Congrats, Alberto! Amazing solution!

Thanks, Iggy, for organising the challenge. I’m already looking forward to the next one 🙂

André

Hi Iggy,

This remonds me of some of Joe Celko’s quizzes!

While these are fun and a great test of skill, I was wondering what your take is on the pgarmatism of solving complex procedural problems with SQL, as opposed to a procedural language?

Some folks argue that simpler, procedural solutions to these types of complex problems are easier to maintain, and frequently run faster than SQL . . .

Eons ago, when I was in College, programming competitions were quite different, because hardware was super-expensive, relative to programmers slaries. The code was not judged on who could solve the problem the fastest or most elegantly, but on which entry ran the fastest!

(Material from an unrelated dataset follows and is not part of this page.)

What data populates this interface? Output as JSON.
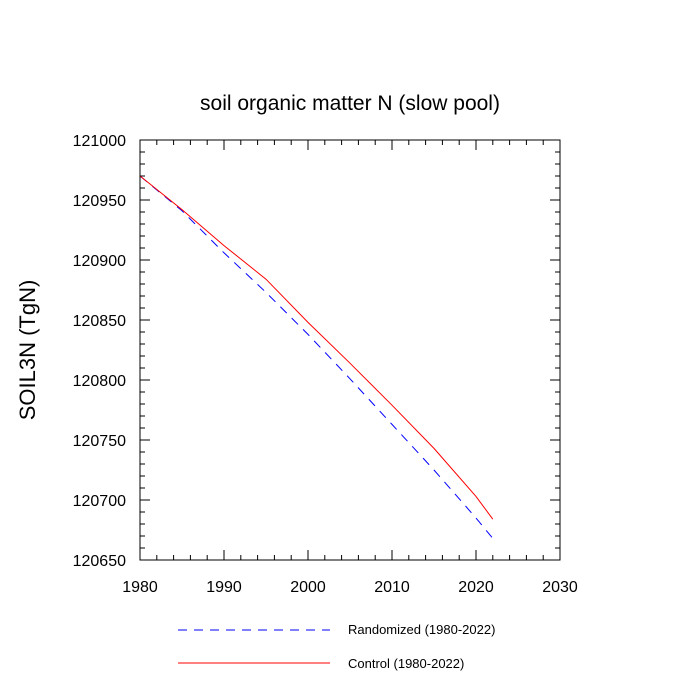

You know, it would have been interesting to run a contest where the criteria is not only to solve the problem but judge your entries on how fast the SQL runs . . .

Hi, Don,

I think that SQL is best suited for the common kinds of queries that occur in business data processing. C and FORTRAN are better choices for scientific problems. Wikipedia says:

“Since Fortran has been in use for more than fifty years, there is a vast body of Fortran in daily use throughout the scientific and engineering communities. It is the primary language for some of the most intensive supercomputing tasks, such as weather and climate modeling, computational fluid dynamics, computational chemistry, computational economics, and computational physics. Even today, half a century later, many of the floating-point benchmarks to gauge the performance of new computer processors are still written in Fortran (e.g., CFP2006, the floating-point component of the SPEC CPU2006 benchmarks).”